Kelly Donithan, Humane Society International senior specialist in disaster response, with a fire-affected wallaby on Kangaroo Island. (Photo by Evan Quartermain from the Humane Society International disaster relief team)
A disaster response team has been deployed to South Australia's bushfire-ravaged Kangaroo Island on Monday, to begin a search and rescue mission for thousands of animals caught in the blaze.
As well as rescuing wildlife suffering from burns, injuries, smoke inhalation and other trauma, the team formed by the animal charity Humane Society International, will also build water and food stations to sustain the uninjured animals who managed to survive.
But according to Humane Society International senior specialist in disaster response, Kelly Donithan, conditions on the ground are extremely harrowing.
A kangaroo is pictured lying on its back in the blackened forest. (Photo by Evan Quartermain from the Humane Society International disaster relief team)
"These are some of the toughest scenes I've ever witnessed as an animal rescuer. The bodies of charred animals as far as the eye can see," she said.
"However, as we set out each day on search and rescue, we're still finding animals alive, injured, dazed or traumatized, and it's such a relief to be able to give them immediate life-saving assistance."
"We've seen kangaroos with devastating burn injuries and dehydrated koalas gasping for water. Amidst all this death, every time we find an animal alive it feels like a miracle."
This koala is pictured being taken to a wildlife hospital after surviving the devastating bush fires. (Photo by Evan Quartermain from the Humane Society International disaster relief team)
Home to the Flinders Chase National Park and a number of wildlife reserves, before the bushfires began this season there were estimated to be about 50,000 koalas on Kangaroo Island.
But with 215,000 hectares of vegetation or half the island now scorched, experts fear that around 30,000 koalas could have been lost, along with 32,000 livestock.
Despite the grim reality facing rescuers however, Donithan said the team is determined to help any animals that may still be alive.
Humane Society International's disaster relief team rescues animals affected by Australia's wildfires. (Photo by Evan Quartermain from the Humane Society International disaster relief team)

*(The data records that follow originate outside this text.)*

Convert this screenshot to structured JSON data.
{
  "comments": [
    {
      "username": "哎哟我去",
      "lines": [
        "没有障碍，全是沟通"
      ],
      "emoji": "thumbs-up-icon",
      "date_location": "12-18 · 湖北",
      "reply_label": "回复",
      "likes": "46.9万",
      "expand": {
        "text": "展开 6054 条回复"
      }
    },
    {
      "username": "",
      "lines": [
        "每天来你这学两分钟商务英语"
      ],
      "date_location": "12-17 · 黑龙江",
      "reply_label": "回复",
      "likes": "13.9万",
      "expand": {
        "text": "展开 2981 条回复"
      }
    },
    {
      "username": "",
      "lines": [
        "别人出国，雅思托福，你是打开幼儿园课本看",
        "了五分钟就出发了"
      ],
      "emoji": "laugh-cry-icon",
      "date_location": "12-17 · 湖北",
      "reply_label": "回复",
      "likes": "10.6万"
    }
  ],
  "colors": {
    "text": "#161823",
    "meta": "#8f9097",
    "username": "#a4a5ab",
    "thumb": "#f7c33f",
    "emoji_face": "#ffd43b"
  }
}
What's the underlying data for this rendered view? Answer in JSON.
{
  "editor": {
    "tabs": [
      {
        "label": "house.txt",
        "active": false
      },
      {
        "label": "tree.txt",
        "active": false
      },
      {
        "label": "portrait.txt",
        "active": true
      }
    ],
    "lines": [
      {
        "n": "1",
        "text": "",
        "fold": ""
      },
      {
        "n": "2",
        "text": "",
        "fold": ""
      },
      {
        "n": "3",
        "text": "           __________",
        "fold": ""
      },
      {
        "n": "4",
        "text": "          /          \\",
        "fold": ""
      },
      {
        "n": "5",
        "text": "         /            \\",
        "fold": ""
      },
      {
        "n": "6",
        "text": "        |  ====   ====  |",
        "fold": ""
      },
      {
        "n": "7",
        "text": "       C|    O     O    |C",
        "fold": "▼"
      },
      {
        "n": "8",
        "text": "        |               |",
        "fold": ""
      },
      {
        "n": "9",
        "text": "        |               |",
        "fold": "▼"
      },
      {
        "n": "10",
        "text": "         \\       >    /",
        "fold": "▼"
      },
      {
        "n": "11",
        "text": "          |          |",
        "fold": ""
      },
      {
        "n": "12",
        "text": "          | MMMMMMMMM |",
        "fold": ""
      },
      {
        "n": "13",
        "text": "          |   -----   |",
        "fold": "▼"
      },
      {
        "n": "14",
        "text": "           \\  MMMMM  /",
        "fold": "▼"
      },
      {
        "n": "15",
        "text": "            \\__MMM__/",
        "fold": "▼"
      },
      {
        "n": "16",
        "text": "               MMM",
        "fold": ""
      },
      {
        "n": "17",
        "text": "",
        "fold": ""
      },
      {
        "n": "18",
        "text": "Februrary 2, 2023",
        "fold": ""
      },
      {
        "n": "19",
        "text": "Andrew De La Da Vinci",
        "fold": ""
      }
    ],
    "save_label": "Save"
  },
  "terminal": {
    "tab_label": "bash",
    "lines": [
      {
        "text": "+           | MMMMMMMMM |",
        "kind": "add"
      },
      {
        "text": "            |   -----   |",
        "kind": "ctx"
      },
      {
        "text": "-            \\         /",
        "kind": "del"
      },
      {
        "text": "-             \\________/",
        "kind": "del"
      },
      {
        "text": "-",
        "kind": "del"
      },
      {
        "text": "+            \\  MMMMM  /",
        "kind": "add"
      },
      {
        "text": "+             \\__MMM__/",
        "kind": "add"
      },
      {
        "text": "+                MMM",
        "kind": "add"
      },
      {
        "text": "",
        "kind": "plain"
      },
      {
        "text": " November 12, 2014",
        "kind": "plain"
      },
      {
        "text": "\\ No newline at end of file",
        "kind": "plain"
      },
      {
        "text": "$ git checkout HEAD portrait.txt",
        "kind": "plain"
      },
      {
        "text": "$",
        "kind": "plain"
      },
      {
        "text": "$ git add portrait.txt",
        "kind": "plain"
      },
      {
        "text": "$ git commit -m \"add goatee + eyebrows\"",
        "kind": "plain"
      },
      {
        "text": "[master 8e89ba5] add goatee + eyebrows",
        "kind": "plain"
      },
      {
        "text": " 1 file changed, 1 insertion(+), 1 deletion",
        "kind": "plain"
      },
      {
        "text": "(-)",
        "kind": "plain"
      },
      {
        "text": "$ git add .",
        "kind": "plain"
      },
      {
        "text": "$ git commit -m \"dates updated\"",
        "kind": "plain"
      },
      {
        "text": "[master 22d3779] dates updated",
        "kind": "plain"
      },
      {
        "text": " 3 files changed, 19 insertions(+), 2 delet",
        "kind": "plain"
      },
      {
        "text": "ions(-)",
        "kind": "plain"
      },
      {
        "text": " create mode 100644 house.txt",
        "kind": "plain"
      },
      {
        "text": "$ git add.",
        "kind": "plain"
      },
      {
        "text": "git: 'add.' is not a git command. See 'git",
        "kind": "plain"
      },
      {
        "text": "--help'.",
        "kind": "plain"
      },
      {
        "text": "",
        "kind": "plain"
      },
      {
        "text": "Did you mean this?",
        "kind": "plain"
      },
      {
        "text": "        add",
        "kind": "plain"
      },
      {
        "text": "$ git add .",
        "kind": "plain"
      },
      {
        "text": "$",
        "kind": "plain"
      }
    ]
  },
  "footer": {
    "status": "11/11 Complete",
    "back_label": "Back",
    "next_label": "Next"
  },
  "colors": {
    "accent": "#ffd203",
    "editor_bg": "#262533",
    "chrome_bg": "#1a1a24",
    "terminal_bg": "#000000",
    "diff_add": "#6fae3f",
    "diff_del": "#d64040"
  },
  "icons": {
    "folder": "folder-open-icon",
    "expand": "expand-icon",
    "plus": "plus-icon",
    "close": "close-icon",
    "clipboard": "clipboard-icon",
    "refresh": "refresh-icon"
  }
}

"Obviously, the goal is to keep animals in the wild as much as possible," she said.
"Unfortunately, the landscapes are so decimated that for many this hasn't been an option because there is nothing left for them to eat or drink, so they need to be taken in for care."
"The local sanctuaries here are working around the clock, so we're bringing in every animal we find in need of veterinary care and then heading straight back out to save more."